The White House session was the latest attempt to strike a deal that will avert a Republican threat to block an increase in the authorised government debt ceiling. That limit, $14.3trn, has already been reached. Without an increase in place by 2 August, the Treasury says the US Government will start to default on debt repayments for the first time in its history.

With its new gambit, the White House aims to show its seriousness about bringing the country's finances back on to an even keel, getting under control a budget deficit that will reach $1.5trn in 2011. Administration officials also say a more ambitious package has a better chance that the smaller $2.5trn target the parties have been talking about thus far.

By offering to reduce the benefits paid by Social Security and Medicare, which the Democrats have always defended, Mr Obama is putting pressure on Republicans to drop their resistance to tax increases of any kind. Concentrating everyone's mind is the approaching debt deadline, amid warnings that even a partial US default would throw world financial markets into chaos.

"I think there'll be a spirit of trying to get results here," the House Majority Leader, Eric Cantor, said as the latest talks started.

The emerging plan still faces stiff opposition from both ends of the political spectrum. Many Democrats fiercely oppose any cut in Medicare benefits in particular, arguing that the party would be deprived of a potent issue in the upcoming election campaign.

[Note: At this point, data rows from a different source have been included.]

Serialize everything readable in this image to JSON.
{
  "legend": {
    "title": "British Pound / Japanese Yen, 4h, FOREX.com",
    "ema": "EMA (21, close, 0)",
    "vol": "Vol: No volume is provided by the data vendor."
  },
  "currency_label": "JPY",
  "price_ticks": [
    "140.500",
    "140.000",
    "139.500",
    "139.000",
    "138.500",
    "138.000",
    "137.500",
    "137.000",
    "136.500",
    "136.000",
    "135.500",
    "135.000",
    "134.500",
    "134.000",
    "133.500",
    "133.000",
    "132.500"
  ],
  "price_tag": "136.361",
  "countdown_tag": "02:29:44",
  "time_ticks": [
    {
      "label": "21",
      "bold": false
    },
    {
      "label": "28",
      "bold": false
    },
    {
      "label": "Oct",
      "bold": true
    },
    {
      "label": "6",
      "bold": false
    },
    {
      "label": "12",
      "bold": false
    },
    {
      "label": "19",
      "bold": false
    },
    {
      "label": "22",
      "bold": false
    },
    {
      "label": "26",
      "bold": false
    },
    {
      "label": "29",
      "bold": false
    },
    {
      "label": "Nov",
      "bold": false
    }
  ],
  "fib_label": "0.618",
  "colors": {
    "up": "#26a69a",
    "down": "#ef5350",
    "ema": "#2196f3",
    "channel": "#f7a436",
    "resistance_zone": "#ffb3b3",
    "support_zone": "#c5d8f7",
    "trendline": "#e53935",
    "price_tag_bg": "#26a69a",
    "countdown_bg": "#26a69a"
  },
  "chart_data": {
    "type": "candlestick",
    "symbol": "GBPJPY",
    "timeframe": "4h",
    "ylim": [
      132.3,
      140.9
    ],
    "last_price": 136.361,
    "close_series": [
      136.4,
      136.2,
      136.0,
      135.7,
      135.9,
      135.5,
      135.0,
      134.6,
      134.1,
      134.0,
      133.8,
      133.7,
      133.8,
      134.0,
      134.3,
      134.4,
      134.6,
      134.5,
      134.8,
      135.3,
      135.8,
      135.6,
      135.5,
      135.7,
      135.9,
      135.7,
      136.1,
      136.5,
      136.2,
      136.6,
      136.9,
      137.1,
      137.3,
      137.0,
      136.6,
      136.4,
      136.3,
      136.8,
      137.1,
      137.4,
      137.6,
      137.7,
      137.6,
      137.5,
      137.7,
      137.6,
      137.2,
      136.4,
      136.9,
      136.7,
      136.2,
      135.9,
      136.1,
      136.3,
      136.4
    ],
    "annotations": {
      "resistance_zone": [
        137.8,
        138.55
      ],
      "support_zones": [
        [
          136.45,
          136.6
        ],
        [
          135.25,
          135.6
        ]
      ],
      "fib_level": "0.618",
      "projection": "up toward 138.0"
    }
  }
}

But Republicans, led by the new Tea Party intake into Congress, still insist that all savings should be secured exclusively by spending cuts that would reduce the size of government.

Some Democrats argue that Mr Obama could settle the issue at a stroke, bypassing Congress entirely and citing the 14th amendment to the US constitution. Passed in 1868, in the wake of the Civil War, the amendment flatly declares that "the validity of the public debt of the United States... shall not be questioned". Some legal scholars say this renders superfluous any congressional attempt to impose a ceiling on that debt.